Année politique Suisse 1993 : Grundlagen der Staatsordnung / Rechtsordnung / Strafrecht
Erstmals seit 1988 ist 1992 die Gesamtheit der bei der Polizei angezeigten Verbrechen und Vergehen wieder zurückgegangen. Ausschlaggebend für diese Entwicklung war eine Abnahme bei den gemeldeten Diebstählen; die angezeigten Gewaltdelikte wie Raub oder Körperverletzung nahmen jedoch weiterhin zu
[25]. Die wachsende Angst eines Teils der Bevölkerung, Opfer eines Verbrechens zu werden, liess die öffentliche resp. die
innere Sicherheit auch zu einem wichtigen politischen Thema werden. Nach einer recht emotionalen Debatte im Sommer präsentierten im Oktober sowohl die FDP als auch die CVP ihre Thesen und Vorschläge zu dieser Problematik. Bei der Ursachenforschung vermieden beide Parteien Schuldzuweisungen an politische Gegner oder bestimmte Bevölkerungsgruppen. Sie machten für die wachsende Kriminalität eher allgemeine gesellschaftliche Entwicklungen wie zunehmende Anonymität und Wertewandel verantwortlich. Als Gegenmittel schlugen sie einen Ausbau der Strafverfolgungs- und -vollzugsbehörden vor, was freilich nicht ohne zusätzliches Personal und neue Strafvollzugsanstalten zu bewerkstelligen wäre. Auch Exponenten der SVP äusserten sich in ähnlicher Weise. Bundesrat Koller beauftragte eine verwaltungsinterne Arbeitsgruppe mit der Abklärung der Frage, welche Beiträge das EJPD zur Verbesserung der Situation leisten kann
[26]. Wenig Resonanz fand dieses Thema bei der SP, die zwar ebenfalls Vollzugsprobleme konstatierte, sonst aber den Verdacht äusserte, dass dieses Thema von den bürgerlichen Parteien hochgespielt werde, um von den wirtschaftlichen Problemen abzulenken und um Wählerstimmen zu erobern. Zumindest im lokalen Rahmen wurde ihre Anschuldigung bestätigt, als die Zürcher SVP in Wahlkampfinseraten die "Linken und Netten" für die zunehmende Kriminalität verantwortlich machte
[27].
Besondere
Vollzugsprobleme zeigten sich im Kanton Zürich. Vor allem als Folge der Konzentration des schweizerischen Drogenmarktes auf die Stadt Zürich waren die Gefängnisse oft dermassen überfüllt, dass die Polizei auf Verhaftungen verzichten musste, oder dass Gefangene, bei denen die Landesverweisung vollzogen werden konnte, vorzeitig entlassen wurden. Der Zürcher Regierungsrat Leuenberger (sp) kündigte gegen Jahresende den Bau von neuen Vollzugsanstalten an. Die von Zürcher Politikern aufgestellte Forderung nach einem Einsatz der Armee im Strafvollzug wurde von EMD-Chef Villiger umgehend und kategorisch abgelehnt
[28].
[26] FDP: NZZ, 29.10.93; Politische Rundschau, 72/1993, Nr. 4. CVP: Presse vom 1.11.93. SVP: BZ, 13.10.93. Koller: SGT, 29.10.93; BaZ, 28.12.93. Siehe auch A. Koller in Documenta, 1993, Nr. 3, S. 18 ff.

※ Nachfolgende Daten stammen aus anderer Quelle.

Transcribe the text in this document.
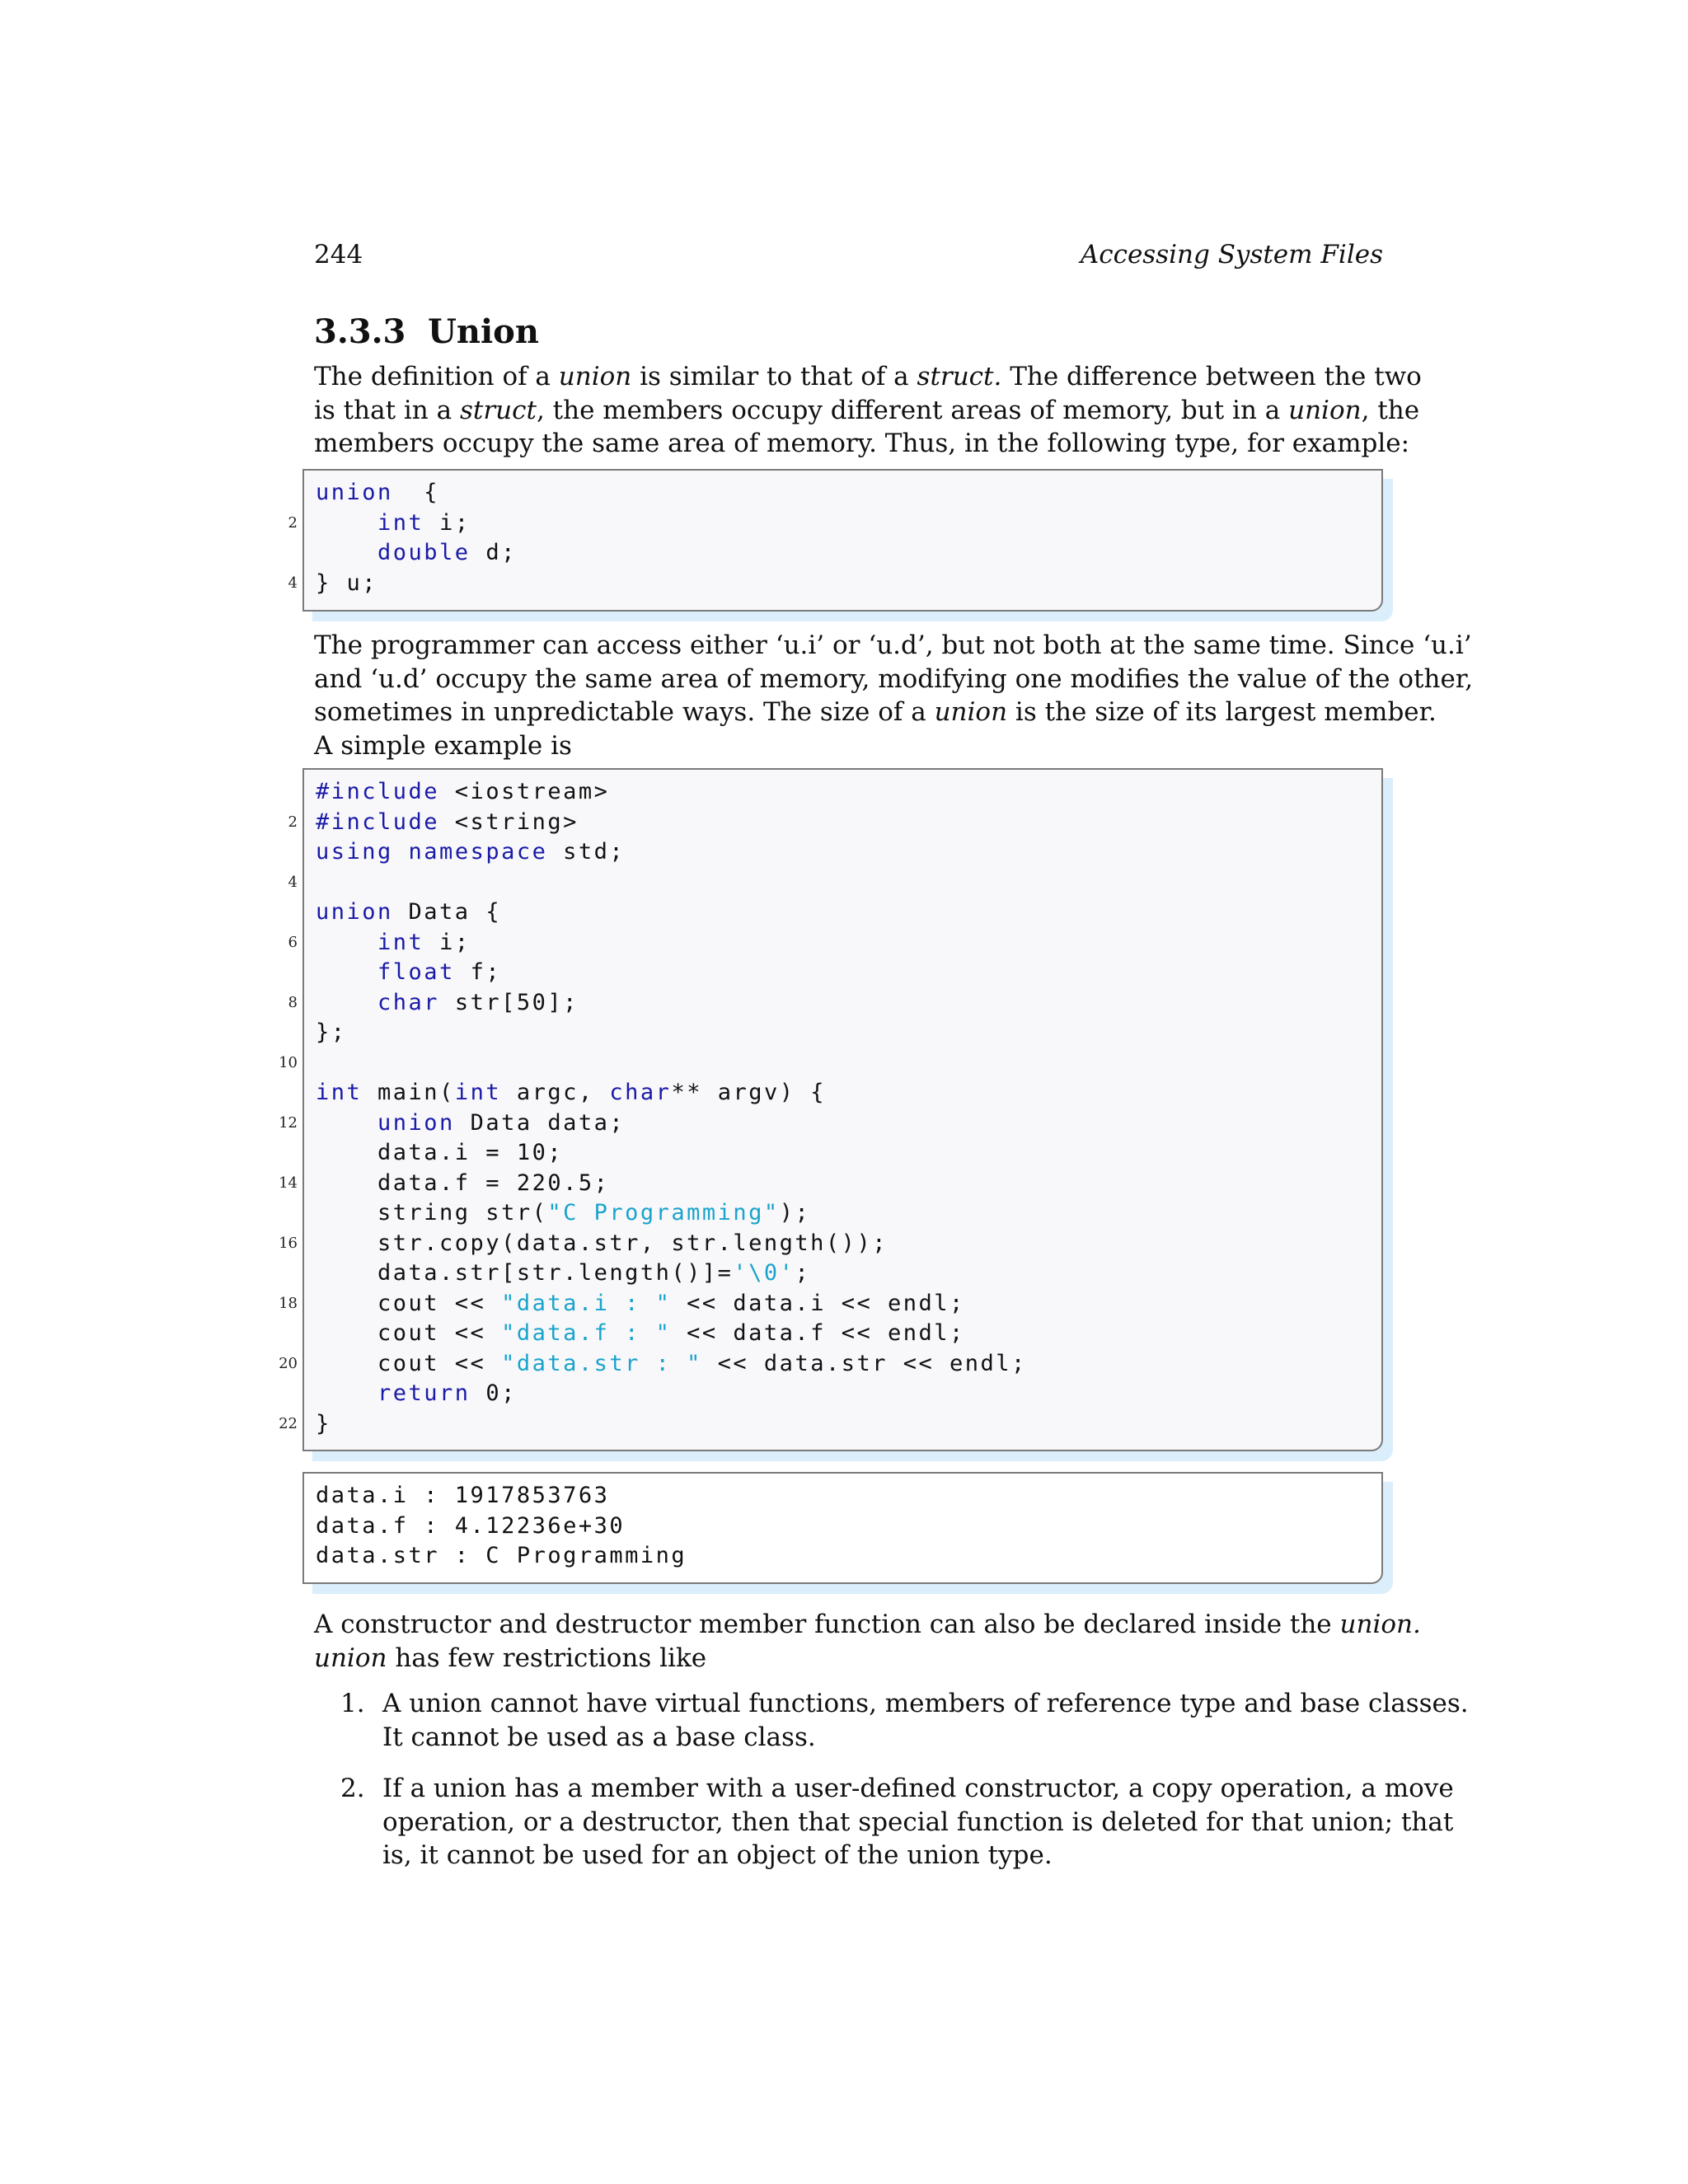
244	Accessing System Files
3.3.3 Union
The definition of a union is similar to that of a struct. The difference between the two
is that in a struct, the members occupy different areas of memory, but in a union, the
members occupy the same area of memory. Thus, in the following type, for example:
union  {
2	int i;
double d;
4 } u;
The programmer can access either ‘u.i’ or ‘u.d’, but not both at the same time. Since ‘u.i’
and ‘u.d’ occupy the same area of memory, modifying one modifies the value of the other,
sometimes in unpredictable ways. The size of a union is the size of its largest member.
A simple example is
#include <iostream>
2 #include <string>
using namespace std;
4
union Data {
6	int i;
float f;
8	char str[50];
};
10
int main(int argc, char** argv) {
12	union Data data;
data.i = 10;
14 data.f = 220.5;
string str("C Programming");
16 str.copy(data.str, str.length());
data.str[str.length()]='\0';
18 cout << "data.i : " << data.i << endl;
cout << "data.f : " << data.f << endl;
20 cout << "data.str : " << data.str << endl;
return 0;
22 }
data.i : 1917853763
data.f : 4.12236e+30
data.str : C Programming
A constructor and destructor member function can also be declared inside the union.
union has few restrictions like
1. A union cannot have virtual functions, members of reference type and base classes.
It cannot be used as a base class.
2. If a union has a member with a user-defined constructor, a copy operation, a move
operation, or a destructor, then that special function is deleted for that union; that
is, it cannot be used for an object of the union type.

[27] BaZ, 29.10.93; TA, 10.11. und 12.11.93; NZZ, 16.11.93.
[28] Entlassungen: TA, 2.6. und 7.9.93. Bauprogramm: TA, 9.12. und 17.12.93. Militär-Einsatz: SoZ und Sonntags-Blick, 12.12.93; Presse vom 14.12.93. Vgl. zur Belegung der Gefängnisse auch NZZ, 27.12.93 sowie D. Droesch, "Strafvollzug. Es darf gebaut werden", in Plädoyer, 11/1993, Nr. 5, S. 10 ff.